The Commonwealth Fund, which focuses on ways to improve the $2.8 trillion U.S. healthcare system, said states that fail to act on key market reforms could end up lacking the authority to enforce the changes in their home insurance markets and ultimately cede control of those areas to the federal government.

Other reforms that many states have yet to address would restrict insurers from charging more according to a beneficiary's gender, age and health conditions; require coverage of 10 essential health benefits; require plans to cover at least 60 percent of costs; and stipulate that insurers accept every individual and employer that applies for coverage.

"Because insurance regulation falls to the states, states need to take action to make sure they can enforce the law and ensure their residents can fully benefit from it," Commonwealth Fund vice president Sara Collins said in a statement.

The report said that only Connecticut has passed legislation addressing all seven of the new reforms.

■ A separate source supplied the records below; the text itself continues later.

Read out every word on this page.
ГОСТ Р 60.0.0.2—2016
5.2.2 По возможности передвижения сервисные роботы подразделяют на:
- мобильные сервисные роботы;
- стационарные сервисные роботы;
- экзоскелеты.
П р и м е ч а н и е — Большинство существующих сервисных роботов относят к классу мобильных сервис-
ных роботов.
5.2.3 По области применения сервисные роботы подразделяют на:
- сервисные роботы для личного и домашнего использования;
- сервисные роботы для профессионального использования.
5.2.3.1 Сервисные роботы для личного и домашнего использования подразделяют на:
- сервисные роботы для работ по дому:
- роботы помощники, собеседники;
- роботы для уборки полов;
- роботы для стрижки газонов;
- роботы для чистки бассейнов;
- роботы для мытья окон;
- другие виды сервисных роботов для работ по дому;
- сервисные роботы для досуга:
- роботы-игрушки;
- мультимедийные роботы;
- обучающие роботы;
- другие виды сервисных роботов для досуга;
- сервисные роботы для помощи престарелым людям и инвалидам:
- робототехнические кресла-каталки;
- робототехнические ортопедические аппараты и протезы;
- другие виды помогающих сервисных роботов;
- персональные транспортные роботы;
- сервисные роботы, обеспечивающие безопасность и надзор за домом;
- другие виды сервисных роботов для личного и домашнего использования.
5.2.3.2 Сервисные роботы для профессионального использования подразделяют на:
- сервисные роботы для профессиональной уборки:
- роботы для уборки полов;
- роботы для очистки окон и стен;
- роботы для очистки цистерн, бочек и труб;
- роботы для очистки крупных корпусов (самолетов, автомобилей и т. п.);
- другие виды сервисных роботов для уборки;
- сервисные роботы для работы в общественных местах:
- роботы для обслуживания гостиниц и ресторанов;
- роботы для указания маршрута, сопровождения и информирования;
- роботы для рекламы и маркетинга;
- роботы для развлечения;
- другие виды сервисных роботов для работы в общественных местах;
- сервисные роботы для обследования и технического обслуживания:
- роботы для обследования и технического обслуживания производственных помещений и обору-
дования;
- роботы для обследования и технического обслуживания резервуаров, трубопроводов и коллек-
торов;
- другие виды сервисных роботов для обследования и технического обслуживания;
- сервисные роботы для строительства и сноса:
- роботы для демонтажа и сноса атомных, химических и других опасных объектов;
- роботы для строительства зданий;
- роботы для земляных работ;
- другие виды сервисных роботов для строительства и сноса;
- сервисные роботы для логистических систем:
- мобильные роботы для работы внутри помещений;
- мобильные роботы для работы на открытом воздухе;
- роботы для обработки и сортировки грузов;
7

California has done so for six of the seven. Nine states -- Arkansas, Maine, Maryland, New York, Oregon, Rhode Island, Utah, Vermont and Washington -- have passed laws or issued regulations covering at least one.

The 11 states cited as having taken action on insurance market reform include only nine of the 17 states that have been approved by the U.S. Department of Health and Human Resources to operate their own exchanges.